Le synopsis :
1000 ans après que notre ère moderne se soit effondrée suite à l'apparition spontanée d'une poignée d'humains aux pouvoirs télépathiques dévastateurs, une nouvelle civilisation s'est reconstruite. Dans un village japonais isolé du reste du monde, nous suivons la progression de cinq jeunes protagonistes qui apprennent parmi leurs semblables à maîtriser leur pouvoir, appelé Cantus dans une académie.
Shinsekai Yori (ou From the New World) est un animé de 25 épisodes d'une vingtaine de minutes adaptés du roman éponyme écrit par Yusuke Kishi.
Sur la forme :
Les dessins sont globalement de bonne facture. Les décors et les musiques (magnifiques), très réussis, nous plongent immédiatement dans une ambiance convaincante où batifolent nos jeunes personnages et nous donnent à voir de nombreux moments de poésie.

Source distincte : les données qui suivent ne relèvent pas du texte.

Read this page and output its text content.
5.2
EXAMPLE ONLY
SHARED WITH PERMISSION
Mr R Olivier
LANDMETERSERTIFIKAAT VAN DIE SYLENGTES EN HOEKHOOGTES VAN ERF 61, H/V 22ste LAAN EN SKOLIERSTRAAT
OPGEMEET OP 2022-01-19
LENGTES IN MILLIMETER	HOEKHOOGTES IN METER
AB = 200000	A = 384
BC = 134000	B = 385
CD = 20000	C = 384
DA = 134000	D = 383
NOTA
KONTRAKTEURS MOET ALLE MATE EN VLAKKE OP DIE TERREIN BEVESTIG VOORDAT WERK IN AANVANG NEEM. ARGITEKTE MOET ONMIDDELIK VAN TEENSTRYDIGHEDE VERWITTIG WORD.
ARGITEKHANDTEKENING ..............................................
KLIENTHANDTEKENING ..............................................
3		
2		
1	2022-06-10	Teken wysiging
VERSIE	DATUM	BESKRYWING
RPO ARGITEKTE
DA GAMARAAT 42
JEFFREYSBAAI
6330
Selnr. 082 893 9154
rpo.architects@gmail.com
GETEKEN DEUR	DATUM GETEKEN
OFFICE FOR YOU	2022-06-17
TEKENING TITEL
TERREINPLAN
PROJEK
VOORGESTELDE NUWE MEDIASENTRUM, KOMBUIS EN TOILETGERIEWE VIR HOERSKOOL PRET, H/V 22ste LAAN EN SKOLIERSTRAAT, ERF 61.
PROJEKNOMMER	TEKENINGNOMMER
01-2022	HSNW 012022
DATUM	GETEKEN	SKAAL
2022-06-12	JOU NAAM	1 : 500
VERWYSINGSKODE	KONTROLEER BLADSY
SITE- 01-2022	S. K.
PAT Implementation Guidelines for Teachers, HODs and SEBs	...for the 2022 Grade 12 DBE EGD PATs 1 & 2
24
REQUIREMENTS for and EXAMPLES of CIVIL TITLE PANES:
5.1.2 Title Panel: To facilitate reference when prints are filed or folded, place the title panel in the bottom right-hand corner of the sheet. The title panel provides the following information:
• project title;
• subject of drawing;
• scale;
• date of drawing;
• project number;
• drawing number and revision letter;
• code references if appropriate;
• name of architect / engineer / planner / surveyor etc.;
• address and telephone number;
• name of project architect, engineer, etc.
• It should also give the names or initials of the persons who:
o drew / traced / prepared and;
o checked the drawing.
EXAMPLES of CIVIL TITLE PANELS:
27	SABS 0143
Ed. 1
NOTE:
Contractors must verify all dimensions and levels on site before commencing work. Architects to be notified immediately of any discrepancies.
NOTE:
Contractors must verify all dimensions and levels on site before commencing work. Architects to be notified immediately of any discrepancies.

L'animation est cependant inégale et s'avère parfois saccadée (notamment à l'épisode 5...) et certains plans abusent de zooms non justifiés, rendant certaines scènes confuses sans raison. Heureusement le défaut tend à s'estomper vers le milieu de la série.
Le fait que l'anime se concentre quasi exclusivement sur nos personnages principaux a tendance à oblitérer la vie du village et de ses autres habitants, laissant une certaine impression de vide.
L'animé peut sembler assez fouilli dans sa narration. On comprend difficilement au départ les tenants et aboutissants. Il faut attendre quelques épisodes pour que se dessine le contexte de l'histoire.
Les éléments du puzzle s'avèrent être en réalité habilement distillés tout au long de la série jusqu'à la révélation finale assez poignante, nous faisant progressivement découvrir (au même rythme que les personnages) la richesse de son univers.
Certains passages, très oniriques de par leurs couleurs et le choix de cadrage, peuvent se rajouter au caractère déstabilisant du flot d'informations que l'on doit digérer. Ils restent cependant pertinents si on les considèrent du point de vue des personnages et non pas en tant que spectateur.
Si la violence est présente, l'animé ne donne jamais dans le voyeurisme ou la gratuité. Les morts sont d'avantage suggérées que montrées (hors champ ou contre-jour) ce qui n'enlève rien à leur impact puisque ces procédés font travailler l'imagination. En n’annonçant pas explicitement la mort de certains personnages, la série nous laisse entretenir un espoir naïf qui finit par s'étioler à mesure que la vérité se fait jour et s'impose à nous.
Certaines sont d'ailleurs tellement rapidement montrées qu'elles appuient la soudaineté de la mort et soulignent la fragilité de notre existence.
Sur le fond :
Si le scénario n'échappe pas à quelques facilités scénaristiques à certains moments (des deus ex machina qui serviront à débloquer la situation) on se prend rapidement à l'histoire qui peut nous surprendre plus d'une fois. Les dialogues sont intelligents et les suspens bien distribué. Mais c'est dans les enjeux que l'animé recouvre que se trouve le réel intérêt :
Au delà des habituelles interrogations sur les défauts de notre société pouvant mener à notre perte, l'animé nous pousse à nous interroger en tant qu'individu sur la pertinence de certaines décisions, et nous fait prendre conscience de notre propre subjectivité en terme de morale. Peut-on sacrifier certaines vies pour une cause supérieure ? Quelle est la valeur d'une vie (humaine ou non) ? A quel prix pouvons-nous prévenir un danger ? Pouvons-nous sacrifier la vérité sur l'autel de la tranquillité ? Doit-on se révolter contre son destin ? etc.
Ces interrogations s'imposent d'autant plus à nous que l'animé développe largement les relations entre les personnages. L'identification au personnage principal (Saki) à partir de la moitié de la série fonctionnant très bien, la perte des êtres proches n'en est que plus poignante (alors même que l'animé ne appesantie pas à outrance sur la mort des personnages) et les décisions qui en résultent sont encore plus lourdes de sens.
La série évoque au passage le thème de l'équilibre nucléaire (avec son équivalent dans le manga : le retour de mort), et du passage de l'ère médiévale à l'ère moderne, retraçant indirectement l'évolution de l'humanité et sa course vers la technologie (et du changement de mentalité qu'elle implique).
Conclusion :
Si Shinsekai Yori souffre de certains défauts surtout présents au début de la série (narration fouillis, quelques longueurs, un environnement qui aurait mérité d'avantage de développement, notamment géopolitique), il révèle son véritable potentiel en milieu de parcours et nous gratifie d'un univers cohérent, de relations poignantes entre les personnages et d'une histoire bien rythmée (entre révélations et moments de tension) qui nous arrache à la fois émotions et réflexions.